(Since I wrote this hospital (the Kent and Sussex in Tunbridge Wells) has been closed down. However I keep it in tribute to the many nationalities, who before Brexit, kept the NHS afloat)
During the week that the media deplored the continued existence of mixed sex wards I was recovering from an operation in one of them. Fellow women and men in the thirty bed surgical dormitory included victims of assault, accident and disease. Most of us were in too much discomfort or pain to consider whether we were also humiliated by the proximity of the opposite sex. Personally I found the proximity of their all too healthy and voyeuristic visitors the most trying part of the ordeal.
Much that has been written about mixed sex wards is however true. There is no privacy. Even when the nurses draw the curtains to change a catheter, dress a wound or to help an old lady on to the commode, every fart and gurgle and cry of pain is audible. Those patients that are mobile stroll by attached to their bags of bloody urine, or wheel drip sacks like booty from the battle they have just won. The toilets on my ward were also unisex with only a couple of adjacent cubicles, a washbasin and a shower
It is true, too, that all the staff from the nurses to the cleaners and the caterers work under extreme pressure. The only people who have time to chat are the purveyors of sweets and junk food. Why they are tolerated is a mystery. Perhaps their very presence is considered therapeutic, but the sale of confectionery would seem about as healthy as sending each patient a get well card sprinkled with anthrax.

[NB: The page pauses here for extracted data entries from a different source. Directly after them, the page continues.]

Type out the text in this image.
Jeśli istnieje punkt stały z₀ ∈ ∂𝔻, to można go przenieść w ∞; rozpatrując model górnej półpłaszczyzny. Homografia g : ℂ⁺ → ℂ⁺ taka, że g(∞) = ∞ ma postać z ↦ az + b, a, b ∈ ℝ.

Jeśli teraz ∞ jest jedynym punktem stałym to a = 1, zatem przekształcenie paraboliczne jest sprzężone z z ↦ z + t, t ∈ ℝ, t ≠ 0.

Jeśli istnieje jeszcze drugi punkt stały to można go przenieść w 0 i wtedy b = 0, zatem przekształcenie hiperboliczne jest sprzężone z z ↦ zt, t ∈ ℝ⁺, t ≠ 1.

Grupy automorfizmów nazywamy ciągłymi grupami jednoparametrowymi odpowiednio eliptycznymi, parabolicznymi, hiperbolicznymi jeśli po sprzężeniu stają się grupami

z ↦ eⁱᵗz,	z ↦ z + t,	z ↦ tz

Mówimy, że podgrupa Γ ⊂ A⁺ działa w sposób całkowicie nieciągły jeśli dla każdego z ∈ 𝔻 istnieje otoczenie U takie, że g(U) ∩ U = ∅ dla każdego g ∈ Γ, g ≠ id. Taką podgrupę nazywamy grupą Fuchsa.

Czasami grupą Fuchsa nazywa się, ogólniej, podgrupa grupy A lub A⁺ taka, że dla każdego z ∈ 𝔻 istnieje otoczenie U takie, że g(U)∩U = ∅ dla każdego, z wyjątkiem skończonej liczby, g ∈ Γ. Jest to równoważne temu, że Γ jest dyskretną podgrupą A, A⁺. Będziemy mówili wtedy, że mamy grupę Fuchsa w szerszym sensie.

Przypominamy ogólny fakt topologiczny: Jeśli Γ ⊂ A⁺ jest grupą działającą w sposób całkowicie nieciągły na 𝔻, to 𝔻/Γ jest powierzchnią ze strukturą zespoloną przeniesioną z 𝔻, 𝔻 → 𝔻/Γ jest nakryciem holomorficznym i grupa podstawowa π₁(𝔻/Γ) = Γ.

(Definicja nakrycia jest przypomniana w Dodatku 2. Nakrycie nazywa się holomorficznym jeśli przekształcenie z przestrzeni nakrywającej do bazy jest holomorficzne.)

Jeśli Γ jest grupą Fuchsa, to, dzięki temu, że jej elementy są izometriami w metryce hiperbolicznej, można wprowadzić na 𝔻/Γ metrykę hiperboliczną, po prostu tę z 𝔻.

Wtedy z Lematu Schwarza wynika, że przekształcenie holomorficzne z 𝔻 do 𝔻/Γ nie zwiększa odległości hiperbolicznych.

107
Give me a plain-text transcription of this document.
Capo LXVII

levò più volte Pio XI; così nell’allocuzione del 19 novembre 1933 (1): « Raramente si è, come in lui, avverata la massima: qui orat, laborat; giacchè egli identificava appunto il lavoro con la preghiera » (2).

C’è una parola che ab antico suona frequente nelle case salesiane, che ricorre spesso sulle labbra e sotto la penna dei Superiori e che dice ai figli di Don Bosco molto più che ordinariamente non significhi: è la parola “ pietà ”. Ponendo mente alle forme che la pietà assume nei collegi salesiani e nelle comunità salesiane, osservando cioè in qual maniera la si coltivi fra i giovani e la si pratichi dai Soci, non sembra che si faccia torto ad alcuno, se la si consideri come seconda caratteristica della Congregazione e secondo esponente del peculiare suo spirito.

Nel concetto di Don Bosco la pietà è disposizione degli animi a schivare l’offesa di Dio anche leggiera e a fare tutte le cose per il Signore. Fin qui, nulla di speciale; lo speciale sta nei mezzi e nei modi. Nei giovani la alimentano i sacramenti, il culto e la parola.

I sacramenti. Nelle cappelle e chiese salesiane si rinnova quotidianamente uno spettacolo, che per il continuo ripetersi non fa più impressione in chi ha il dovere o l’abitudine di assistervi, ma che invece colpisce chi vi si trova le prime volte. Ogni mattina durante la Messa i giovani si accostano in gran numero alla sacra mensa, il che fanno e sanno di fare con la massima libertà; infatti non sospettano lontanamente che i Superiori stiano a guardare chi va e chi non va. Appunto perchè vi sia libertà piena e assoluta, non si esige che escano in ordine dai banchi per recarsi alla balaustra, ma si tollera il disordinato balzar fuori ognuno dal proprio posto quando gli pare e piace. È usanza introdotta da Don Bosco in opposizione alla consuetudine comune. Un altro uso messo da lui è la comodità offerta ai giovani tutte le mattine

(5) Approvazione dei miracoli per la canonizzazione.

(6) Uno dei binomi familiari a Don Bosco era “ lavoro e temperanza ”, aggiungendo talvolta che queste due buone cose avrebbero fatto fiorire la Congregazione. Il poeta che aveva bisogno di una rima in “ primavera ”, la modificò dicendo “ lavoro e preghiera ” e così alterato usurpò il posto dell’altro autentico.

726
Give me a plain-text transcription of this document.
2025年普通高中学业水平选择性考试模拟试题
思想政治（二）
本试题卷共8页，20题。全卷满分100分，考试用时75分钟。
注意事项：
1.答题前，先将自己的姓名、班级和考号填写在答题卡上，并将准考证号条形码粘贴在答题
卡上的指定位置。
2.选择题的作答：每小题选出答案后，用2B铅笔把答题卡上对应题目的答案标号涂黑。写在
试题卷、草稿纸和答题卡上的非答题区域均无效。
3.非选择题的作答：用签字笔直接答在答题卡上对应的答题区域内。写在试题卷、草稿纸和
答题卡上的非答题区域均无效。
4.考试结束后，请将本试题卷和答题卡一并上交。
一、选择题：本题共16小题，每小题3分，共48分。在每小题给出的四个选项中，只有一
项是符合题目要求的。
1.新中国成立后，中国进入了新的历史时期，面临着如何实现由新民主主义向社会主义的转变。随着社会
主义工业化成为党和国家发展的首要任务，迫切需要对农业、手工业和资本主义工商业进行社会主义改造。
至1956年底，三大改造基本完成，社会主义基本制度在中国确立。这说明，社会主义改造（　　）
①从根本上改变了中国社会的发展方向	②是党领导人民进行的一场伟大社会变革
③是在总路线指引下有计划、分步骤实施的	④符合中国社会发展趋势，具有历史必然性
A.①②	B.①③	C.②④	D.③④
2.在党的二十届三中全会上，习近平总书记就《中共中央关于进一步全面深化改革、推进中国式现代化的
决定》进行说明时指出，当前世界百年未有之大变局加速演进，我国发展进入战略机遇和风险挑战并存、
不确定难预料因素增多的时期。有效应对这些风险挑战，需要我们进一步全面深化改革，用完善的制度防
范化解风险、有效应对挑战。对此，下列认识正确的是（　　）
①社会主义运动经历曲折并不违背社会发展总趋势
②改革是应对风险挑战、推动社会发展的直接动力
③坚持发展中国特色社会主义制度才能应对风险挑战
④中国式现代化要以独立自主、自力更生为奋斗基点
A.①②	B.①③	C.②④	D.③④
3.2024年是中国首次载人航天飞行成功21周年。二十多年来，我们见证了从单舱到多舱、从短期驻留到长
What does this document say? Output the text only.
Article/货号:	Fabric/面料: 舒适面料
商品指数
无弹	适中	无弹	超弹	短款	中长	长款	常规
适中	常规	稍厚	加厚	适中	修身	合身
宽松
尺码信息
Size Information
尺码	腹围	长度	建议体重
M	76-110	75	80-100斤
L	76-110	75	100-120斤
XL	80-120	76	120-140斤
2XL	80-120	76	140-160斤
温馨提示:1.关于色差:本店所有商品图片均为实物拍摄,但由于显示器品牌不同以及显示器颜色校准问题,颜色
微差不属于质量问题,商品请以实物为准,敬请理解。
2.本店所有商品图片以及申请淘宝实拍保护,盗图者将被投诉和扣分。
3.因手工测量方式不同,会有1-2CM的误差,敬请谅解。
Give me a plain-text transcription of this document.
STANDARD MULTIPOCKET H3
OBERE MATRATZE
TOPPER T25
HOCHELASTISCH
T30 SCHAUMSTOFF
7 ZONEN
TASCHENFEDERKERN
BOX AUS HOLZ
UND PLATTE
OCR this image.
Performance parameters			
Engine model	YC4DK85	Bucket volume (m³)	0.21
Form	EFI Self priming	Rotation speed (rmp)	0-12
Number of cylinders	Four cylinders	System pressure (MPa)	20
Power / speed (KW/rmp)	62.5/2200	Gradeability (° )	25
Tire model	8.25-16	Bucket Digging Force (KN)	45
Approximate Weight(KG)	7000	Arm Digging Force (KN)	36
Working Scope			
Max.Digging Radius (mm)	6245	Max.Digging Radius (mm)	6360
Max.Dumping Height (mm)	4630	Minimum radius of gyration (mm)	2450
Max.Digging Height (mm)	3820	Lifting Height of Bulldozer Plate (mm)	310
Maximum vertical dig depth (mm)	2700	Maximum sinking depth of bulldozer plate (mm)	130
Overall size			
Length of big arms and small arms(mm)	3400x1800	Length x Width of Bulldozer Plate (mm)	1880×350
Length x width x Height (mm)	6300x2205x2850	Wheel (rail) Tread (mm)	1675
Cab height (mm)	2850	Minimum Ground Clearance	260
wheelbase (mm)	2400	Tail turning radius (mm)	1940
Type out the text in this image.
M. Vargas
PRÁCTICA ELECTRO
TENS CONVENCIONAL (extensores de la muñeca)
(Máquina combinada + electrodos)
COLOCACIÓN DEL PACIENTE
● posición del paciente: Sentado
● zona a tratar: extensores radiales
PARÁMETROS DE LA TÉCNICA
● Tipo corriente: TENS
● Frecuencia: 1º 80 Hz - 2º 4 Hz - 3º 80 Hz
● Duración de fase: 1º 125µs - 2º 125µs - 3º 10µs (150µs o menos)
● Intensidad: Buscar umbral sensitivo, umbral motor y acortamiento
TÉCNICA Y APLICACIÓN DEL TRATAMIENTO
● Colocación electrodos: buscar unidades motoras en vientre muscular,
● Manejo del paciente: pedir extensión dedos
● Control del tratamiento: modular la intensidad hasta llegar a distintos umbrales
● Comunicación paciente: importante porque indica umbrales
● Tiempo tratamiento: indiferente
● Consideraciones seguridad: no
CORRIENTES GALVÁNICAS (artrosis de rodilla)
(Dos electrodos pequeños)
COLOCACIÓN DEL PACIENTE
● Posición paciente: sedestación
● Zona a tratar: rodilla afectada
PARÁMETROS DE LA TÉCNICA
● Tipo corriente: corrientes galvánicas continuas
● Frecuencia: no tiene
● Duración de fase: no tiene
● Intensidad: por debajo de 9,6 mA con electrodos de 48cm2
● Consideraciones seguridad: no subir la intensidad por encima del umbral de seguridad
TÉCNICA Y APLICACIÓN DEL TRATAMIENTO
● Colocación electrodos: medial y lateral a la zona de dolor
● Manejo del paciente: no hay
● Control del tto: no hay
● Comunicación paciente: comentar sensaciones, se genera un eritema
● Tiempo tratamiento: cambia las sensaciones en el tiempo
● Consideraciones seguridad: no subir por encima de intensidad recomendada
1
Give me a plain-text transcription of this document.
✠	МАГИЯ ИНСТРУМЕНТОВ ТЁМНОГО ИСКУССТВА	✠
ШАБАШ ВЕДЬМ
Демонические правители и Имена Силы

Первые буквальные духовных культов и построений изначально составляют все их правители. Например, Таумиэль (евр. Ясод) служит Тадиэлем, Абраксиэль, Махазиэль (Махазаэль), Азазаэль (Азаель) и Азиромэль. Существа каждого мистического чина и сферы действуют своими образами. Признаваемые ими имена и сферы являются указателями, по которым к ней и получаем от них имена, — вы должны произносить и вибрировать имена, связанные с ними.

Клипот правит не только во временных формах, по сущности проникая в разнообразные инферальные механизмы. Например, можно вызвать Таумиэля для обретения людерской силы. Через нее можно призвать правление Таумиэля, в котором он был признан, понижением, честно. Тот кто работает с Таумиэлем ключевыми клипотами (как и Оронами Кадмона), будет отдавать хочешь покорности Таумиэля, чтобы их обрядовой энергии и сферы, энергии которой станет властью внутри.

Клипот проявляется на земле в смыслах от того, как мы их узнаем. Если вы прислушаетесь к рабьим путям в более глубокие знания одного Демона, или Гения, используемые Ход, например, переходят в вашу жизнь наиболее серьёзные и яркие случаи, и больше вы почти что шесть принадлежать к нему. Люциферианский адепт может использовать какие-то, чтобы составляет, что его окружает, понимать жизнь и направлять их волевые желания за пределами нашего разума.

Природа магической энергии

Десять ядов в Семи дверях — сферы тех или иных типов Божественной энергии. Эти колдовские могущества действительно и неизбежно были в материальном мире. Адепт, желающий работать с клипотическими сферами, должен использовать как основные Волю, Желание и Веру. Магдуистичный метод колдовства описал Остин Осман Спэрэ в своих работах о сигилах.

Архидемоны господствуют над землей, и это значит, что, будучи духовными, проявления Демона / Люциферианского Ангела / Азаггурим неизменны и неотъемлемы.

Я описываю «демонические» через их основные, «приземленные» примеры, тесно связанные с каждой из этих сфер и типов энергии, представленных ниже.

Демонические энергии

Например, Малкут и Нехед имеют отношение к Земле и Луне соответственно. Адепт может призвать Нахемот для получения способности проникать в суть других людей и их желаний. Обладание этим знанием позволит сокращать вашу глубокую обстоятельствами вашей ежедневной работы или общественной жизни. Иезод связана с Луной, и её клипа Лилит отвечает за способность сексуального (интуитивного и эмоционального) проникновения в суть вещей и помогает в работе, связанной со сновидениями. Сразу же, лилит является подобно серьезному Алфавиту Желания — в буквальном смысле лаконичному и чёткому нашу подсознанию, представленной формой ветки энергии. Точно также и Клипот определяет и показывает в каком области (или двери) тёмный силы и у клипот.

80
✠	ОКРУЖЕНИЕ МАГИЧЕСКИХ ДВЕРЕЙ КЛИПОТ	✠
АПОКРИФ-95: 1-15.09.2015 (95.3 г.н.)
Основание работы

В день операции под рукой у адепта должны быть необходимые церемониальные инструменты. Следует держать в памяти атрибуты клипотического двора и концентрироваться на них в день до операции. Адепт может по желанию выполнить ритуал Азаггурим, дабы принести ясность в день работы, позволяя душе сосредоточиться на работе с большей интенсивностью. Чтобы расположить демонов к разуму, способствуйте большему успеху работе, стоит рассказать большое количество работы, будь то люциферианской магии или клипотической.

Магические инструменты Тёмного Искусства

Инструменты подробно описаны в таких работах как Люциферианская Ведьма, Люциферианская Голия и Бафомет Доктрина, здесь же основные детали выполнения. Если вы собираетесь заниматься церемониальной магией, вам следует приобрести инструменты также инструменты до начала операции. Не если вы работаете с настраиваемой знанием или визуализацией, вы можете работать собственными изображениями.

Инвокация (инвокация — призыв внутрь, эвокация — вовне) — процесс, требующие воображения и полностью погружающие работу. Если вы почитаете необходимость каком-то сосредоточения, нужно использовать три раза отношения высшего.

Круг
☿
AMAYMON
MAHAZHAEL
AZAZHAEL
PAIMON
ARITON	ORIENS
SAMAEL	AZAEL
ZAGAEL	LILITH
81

The medical staff hardly have time between the constant and unpredictable demands of patients in distress to carry out the routine chores of monitoring, replenishing drips and saline washes, or seeing to the personal hygiene of their charges. In the mornings when the consultants rush round like princelings each with their coterie of sycophants the ward resembles Piccadilly Circus. Why is it that these doctors alone address the patient in the third person? It is as though they cannot see that just beyond the bed end notes an anxious human being lies craving reassurance.
All this, I suppose, is to be expected in a busy NHS hospital. Revealed for me, however, behind the screen of pain, discomfort and recovery was a richer cultural experience. That first, confused night, I imagined I was in a tropical jungle. All the electronic bleeping and winking I took to be the courtship of nocturnal insects, the red lights the eyes of predators. An irritable old man down the end of the ward kept up an interminable call of “Come on. Come On.” I pictured him as an ugly frog squatting on a rotten log, croaking his refrain. The wool-gathering crone in the bed opposite burbled away to herself all night like the waters of a forest brook. Phones stabbed the night like hunters spears and at one point a radio call was transmitted through the foliage of my conscious, “Trauma. Ten minutes.” This precipitated a stampede in the ward.
Impressions of the exotic were reinforced when I saw that the nurses did indeed come from all corners of the world, but this being Tunbridge Wells, most of the patients were white. It was the reverse of a zoo. We, the common species, were caged while the exotic species much greater in variety came round and looked at us.
Nurses from different cultures interacted in their own ways with the Southern English public. The manner of the warm, no-nonsense British West Indian nurse contrasted with the two young black girls from South African who shuffled up to the patients with foot-dragging shyness, never making eye contact, reluctant to trample on their personal space. They were kind, gentle and quiet but still learning. The almost transparently fair Finn was calm, efficient and reserved, a tiny Japanese who controlled the medicine trolley was meticulous, patient but difficult to understand. When she was trying to say on the telephone, “Hang on a second,” it sounded as though she had gulped something from her own trolley. The unhurried Ghanaian student nurse always had time for a chat, but far and away the most gentle, the most firm and the most confident were nurses from the Far East. I did not identify their countries of origin but their self assurance was contagious.
The only carping I encountered came from a local nurse, but then complaining is in our culture, isn’t it? One particularly loud-mouthed slattern commented that like the foreign nurses, she should have time off to attend English language classes. She had a point. She needed it more than many of them.
Despite all these recruits and agency nurses the hospital was still short staffed and poorly equipped. The one oxygen cylinder for two wards was raced around like a horse drawn pump at the Fire of London. Batteries were always failing in the few machines that did work. The shared commode never cooled off. Urine bottles ran short. “Oh, just use your water jug,” called one exasperated nurse.
But what struck me most as I surfaced to all this chaos was the overriding harmony. All these women, mainly women, from different ethnic and national backgrounds and working together in quite arbitrary teams, co-operated extraordinarily well. They even managed to remain in good humour throughout their shifts. I was there for four days. God knows how they can stick it day after day. Florence Nightingale might well be appalled at the conditions of this 21 century mixed ward, but she would applaud the dedication of the staff.